If there's one lesson we've all learned from Gary Kueber's Endangered Durham blog, it's that wherever you turn in the Bull City today, the echoes and shadows of yesterday lurk, sometimes in overgrown bushes, abandoned curb cuts, interrupted streets and the like.
For as many times as I've driven south on Gregson St., passing Brightleaf Square and the railroad tracks of doom on the way to NC 147 or American Tobacco, I've paid little attention to the parking lots and infernal Bill Fields properties south of W. Chapel Hill St.; it's far easier to become focused on swift-changing traffic and the status of the stop light to pay much attention.
I never bothered to go west on Pettigrew, for instance, which runs less than a block on the south side of the railroad tracks before turning into Wilkerson Ave., which itself passes through the edge of what must have once been a perfectly normal neighborhood -- before the Durham Freeway came along, that is, and cut a swath through the heart of central Durham.
These days, you will find Brightleaf Square employees parking in the Terry Sanford-controlled lots near Pettigrew & S. Gregson, or Duke buses rolling down the street to a university bus depot nestled between the freeway and the railroad tracks.
Between these two points, you'll find not much of interest -- just some weedy, overgrown lots with two aged, decaying historic homes. A billboard sits along the freeway-facing side of the area, whose only interruption is a short, brief segment of Conyers Ave, a practically abandoned public right of way in lots gradually being reclaimed by nature.
But it may not stay that way for long, after City Council last week approved without discussion or comment a request to close Conyers as a public right of way, part of what appears to be a planned recombination of the parcels by adjacent landowner Richard Morgan.
If Morgan's name is familiar, it's likely because of the retail beachead that Morgan and his wife Jacqueline have established just down the street, first at Brightleaf Square itself before the Morgans pioneered the redevelopment of Peabody Place, anchored by Morgan Imports -- now celebrating four decades of life in the Bull City.

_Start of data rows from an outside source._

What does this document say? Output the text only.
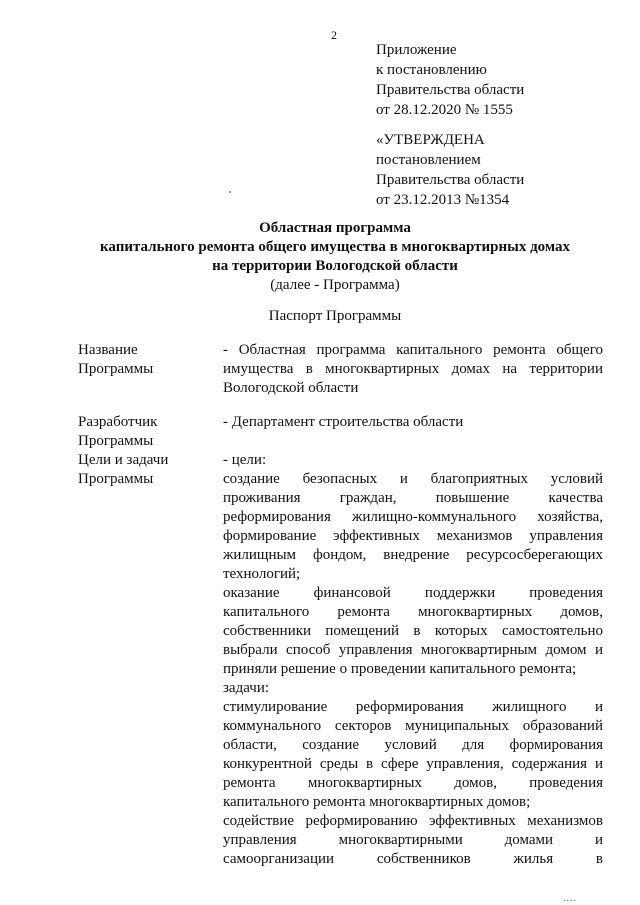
2
Приложение
к постановлению
Правительства области
от 28.12.2020 № 1555
«УТВЕРЖДЕНА
постановлением
Правительства области
от 23.12.2013 №1354
Областная программа
капитального ремонта общего имущества в многоквартирных домах
на территории Вологодской области
(далее - Программа)
Паспорт Программы
Название
Программы
- Областная программа капитального ремонта общего
имущества в многоквартирных домах на территории
Вологодской области
Разработчик
Программы
- Департамент строительства области
Цели и задачи
Программы
- цели:
создание безопасных и благоприятных условий
проживания граждан, повышение качества
реформирования жилищно-коммунального хозяйства,
формирование эффективных механизмов управления
жилищным фондом, внедрение ресурсосберегающих
технологий;
оказание финансовой поддержки проведения
капитального ремонта многоквартирных домов,
собственники помещений в которых самостоятельно
выбрали способ управления многоквартирным домом и
приняли решение о проведении капитального ремонта;
задачи:
стимулирование реформирования жилищного и
коммунального секторов муниципальных образований
области, создание условий для формирования
конкурентной среды в сфере управления, содержания и
ремонта многоквартирных домов, проведения
капитального ремонта многоквартирных домов;
содействие реформированию эффективных механизмов
управления многоквартирными домами и
самоорганизации собственников жилья в
....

The Morgans control six properties along both sides of Conyers; five were purchased before 2006, the last just last August, at a healthy $84,000 for just an eighth of an acre of land.
With the closing of Conyers, the public ROW -- which dead ends after just a few dozen feet before a metal barrier and fence denotes the right of way for the Durham Freeway -- the Morgans add that land, too.
There's no word yet what's planned for the parcels, though it definitely seems something development-oriented; according to the staff memo from City/County Planning:
This request is to permanently close 80 linear feet of Conyers Avenue, located south of Wilkerson Avenue and north of N.C. 147. The right-of-way closing is being proposed to allow for the recombination of adjacent properties for future development. The proposed street closing demonstrates the equal distribution of the area to be closed to the one adjacent property owner which is Richard Morgan. All of the adjoining lots to this right-of-way have access on an existing improved street.
More on what's planned when we learn of it.
If these homes are taken down, I hope the Morgans allow an architectural salvage place to disassemble the homes first. No need for them to go completely to waste. I think these homes are so cut off that there is no reasonable expectation that anyone would move into them, but maybe either the whole home or part of the houses could be saved.
I've walked down this street before after visiting the Duke Bus Depot's lost & found, and I think these homes had an interesting sense of mystery and serenity.
Posted by: Dudek | May 13, 2009 at 12:37 PM
I plan to salvage every piece of material that is usable from both properties. In my past projects I have extensivily used recycled material and plan to do the same in the futrue.
Posted by: Richard Morgan | May 14, 2009 at 02:41 PM
What are the "railroad tracks of doom?"
Ken
Posted by: Ken Duke | October 26, 2009 at 02:05 PM
@Ken: It's a reference to the railroad bridge at Gregson St. south of Main St., which has a habit of decapitating trucks. See http://11foot8.com for more.
Coincidentally, a post later today at BCR will tackle my own encounter (and ethical dilemma) over said bridge later today.